New Zealand R&D Tax Incentive
Offers New Zealand businesses tax credits for qualifying innovation activity and reduced project cost.
The New Zealand R&D Tax Incentive (RDTI) is a statutory tax credit administered jointly by Inland Revenue (IRD) and the Ministry of Business, Innovation and Employment (MBIE), providing eligible businesses with a 15% tax credit on qualifying research and development expenditure incurred in New Zealand. The program is not a competitive grant; it is a continuously open, income-year-based incentive claimed through the normal income tax return process. Eligible expenditure must meet a minimum threshold of NZD $50,000 per income year, with a maximum claimable base of NZD $120,000,000 per income year — producing a maximum annual credit of NZD $18,000,000 per entity. R&D activities must seek to resolve scientific or technological uncertainty using a systematic approach. The scheme is sector-agnostic, applying to any industry conducting qualifying R&D on New Zealand soil.

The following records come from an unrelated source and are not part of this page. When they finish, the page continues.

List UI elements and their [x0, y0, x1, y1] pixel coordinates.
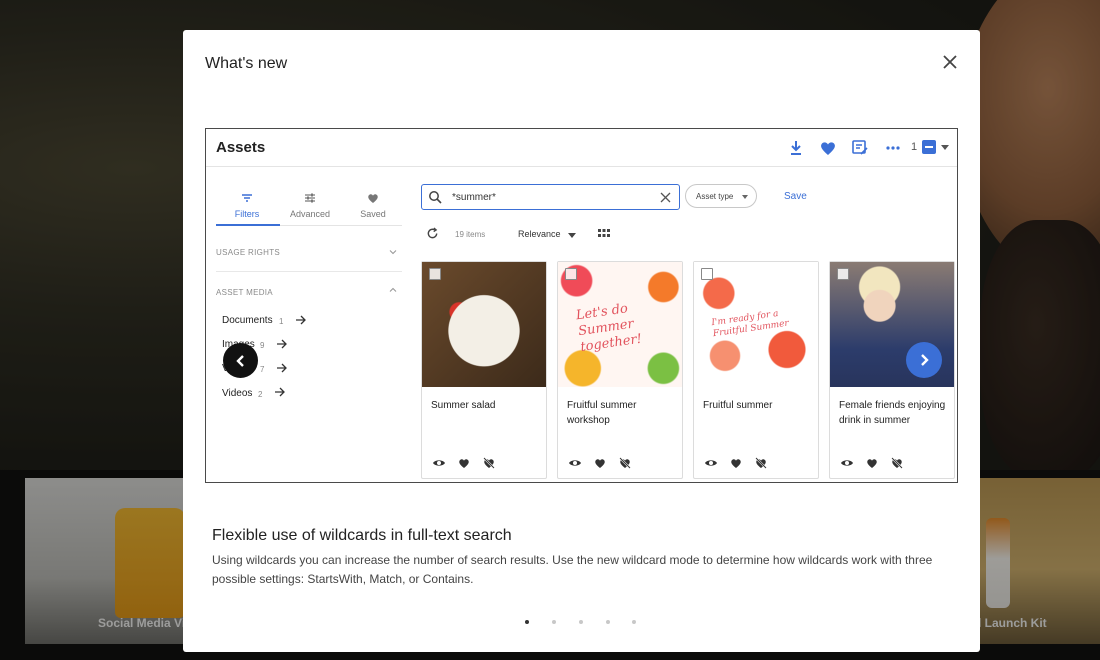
section-divider	[216, 271, 402, 272]
previous-slide-button[interactable]	[223, 343, 258, 378]
search-icon	[429, 191, 442, 204]
chevron-down-icon[interactable]	[568, 233, 576, 238]
asset-checkbox[interactable]	[429, 268, 441, 280]
close-icon	[943, 55, 957, 69]
filter-icon	[242, 194, 252, 202]
feature-title: Flexible use of wildcards in full-text s…	[212, 527, 512, 544]
asset-actions	[704, 456, 774, 470]
section-usage-rights[interactable]: USAGE RIGHTS	[216, 248, 280, 257]
asset-card[interactable]: I'm ready for a Fruitful Summer Fruitful…	[693, 261, 819, 479]
thumbnail-text: Let's do Summer together!	[575, 301, 643, 356]
whats-new-dialog: What's new Assets 1 Filters Advanced Sav…	[183, 30, 980, 652]
heart-icon[interactable]	[865, 456, 879, 470]
heart-off-icon[interactable]	[482, 456, 496, 470]
heart-icon	[368, 194, 378, 203]
items-count: 19 items	[455, 230, 486, 239]
close-button[interactable]	[940, 52, 960, 72]
assets-title: Assets	[216, 139, 266, 156]
asset-actions	[840, 456, 910, 470]
clear-icon[interactable]	[660, 192, 671, 203]
eye-icon[interactable]	[840, 456, 854, 470]
media-count: 2	[258, 390, 263, 399]
search-input[interactable]: *summer*	[421, 184, 680, 210]
sort-dropdown[interactable]: Relevance	[518, 229, 561, 239]
asset-checkbox[interactable]	[701, 268, 713, 280]
heart-off-icon[interactable]	[618, 456, 632, 470]
tab-filters[interactable]: Filters	[217, 191, 277, 219]
selection-count: 1	[911, 141, 918, 153]
edit-list-button[interactable]	[850, 138, 870, 158]
eye-icon[interactable]	[568, 456, 582, 470]
heart-icon[interactable]	[729, 456, 743, 470]
asset-checkbox[interactable]	[565, 268, 577, 280]
save-search-button[interactable]: Save	[784, 191, 807, 202]
tab-advanced[interactable]: Advanced	[280, 191, 340, 219]
heart-icon	[821, 142, 835, 155]
asset-actions	[432, 456, 502, 470]
dialog-title: What's new	[205, 55, 288, 72]
eye-icon[interactable]	[432, 456, 446, 470]
pagination-dot[interactable]	[579, 620, 583, 624]
edit-list-icon	[852, 140, 868, 155]
heart-icon[interactable]	[457, 456, 471, 470]
chevron-up-icon[interactable]	[389, 286, 397, 294]
tab-label: Advanced	[289, 209, 331, 219]
asset-checkbox[interactable]	[837, 268, 849, 280]
asset-thumbnail[interactable]: I'm ready for a Fruitful Summer	[694, 262, 818, 387]
sliders-icon	[305, 193, 315, 203]
asset-caption: Fruitful summer workshop	[567, 400, 637, 426]
asset-card[interactable]: Summer salad	[421, 261, 547, 479]
favorite-button[interactable]	[818, 138, 838, 158]
media-count: 7	[260, 365, 265, 374]
heart-off-icon[interactable]	[890, 456, 904, 470]
arrow-right-icon[interactable]	[295, 315, 307, 325]
download-icon	[791, 141, 801, 155]
pagination-dot[interactable]	[606, 620, 610, 624]
download-button[interactable]	[786, 138, 806, 158]
asset-actions	[568, 456, 638, 470]
media-count: 9	[260, 341, 265, 350]
heart-icon[interactable]	[593, 456, 607, 470]
pagination-dot[interactable]	[525, 620, 529, 624]
arrow-right-icon[interactable]	[276, 339, 288, 349]
asset-thumbnail[interactable]: Let's do Summer together!	[558, 262, 682, 387]
active-tab-indicator	[216, 224, 280, 226]
feature-description: Using wildcards you can increase the num…	[212, 553, 933, 586]
chevron-down-icon[interactable]	[941, 145, 949, 150]
tab-label: Saved	[360, 209, 386, 219]
heart-off-icon[interactable]	[754, 456, 768, 470]
chevron-right-icon	[921, 354, 929, 366]
feature-screenshot: Assets 1 Filters Advanced Saved USAGE RI…	[205, 128, 958, 483]
asset-caption: Female friends enjoying drink in summer	[839, 400, 946, 426]
more-button[interactable]	[883, 138, 903, 158]
grid-view-icon[interactable]	[598, 228, 610, 240]
tab-label: Filters	[234, 209, 260, 219]
chevron-down-icon	[742, 195, 748, 199]
search-value: *summer*	[452, 192, 496, 203]
asset-type-dropdown[interactable]: Asset type	[685, 184, 757, 208]
asset-caption: Summer salad	[431, 400, 496, 411]
assets-header: Assets 1	[206, 129, 957, 167]
asset-card[interactable]: Let's do Summer together! Fruitful summe…	[557, 261, 683, 479]
more-icon	[886, 146, 900, 150]
refresh-icon[interactable]	[426, 227, 439, 240]
media-item-documents[interactable]: Documents	[222, 315, 273, 326]
asset-type-label: Asset type	[696, 192, 734, 201]
chevron-left-icon	[236, 355, 244, 367]
arrow-right-icon[interactable]	[276, 363, 288, 373]
asset-thumbnail[interactable]	[422, 262, 546, 387]
pagination-dot[interactable]	[552, 620, 556, 624]
eye-icon[interactable]	[704, 456, 718, 470]
media-item-videos[interactable]: Videos	[222, 388, 252, 399]
pagination-dot[interactable]	[632, 620, 636, 624]
asset-caption: Fruitful summer	[703, 400, 773, 411]
arrow-right-icon[interactable]	[274, 387, 286, 397]
section-asset-media[interactable]: ASSET MEDIA	[216, 288, 273, 297]
media-count: 1	[279, 317, 284, 326]
select-all-checkbox[interactable]	[922, 140, 936, 154]
thumbnail-text: I'm ready for a Fruitful Summer	[710, 308, 790, 340]
next-slide-button[interactable]	[906, 342, 942, 378]
tab-saved[interactable]: Saved	[343, 191, 403, 219]
chevron-down-icon[interactable]	[389, 248, 397, 256]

Eligible entities are New Zealand-based businesses — for-profit companies, with universities and approved research providers also able to participate — that conduct R&D activities within the country. Businesses must register with Inland Revenue via the myIR portal and submit either a General Approval (GA) application or, for larger established R&D performers, a Criteria and Methodologies (CAM) approval, each with deadlines tied to the entity's balance date. For the standard March 31 balance date, the 2026/27 income year GA application is due June 30, 2027. Loss-making R&D performers may be eligible for a refundable credit under specific refundability provisions. Callaghan Innovation historically provided customer-facing support; this function has transferred to MBIE.
The RDTI rewards systematic, documented R&D investment rather than a single transformational project pitch. Applicants must maintain detailed records of qualifying activities and expenditure. The credit stacks with other permitted support but interacts with contractor and approved research provider rules that affect both eligibility and credit quantum. Organizations new to the scheme should begin with a GA application, engage MBIE guidance early, and ensure internal R&D expenditure classification aligns with IRD's statutory definitions before the relevant income-year deadline.
Provides a 15% tax credit on eligible R&D expenditure between NZD $50,000 and $120,000,000 per income year to New Zealand businesses conducting systematic research and development.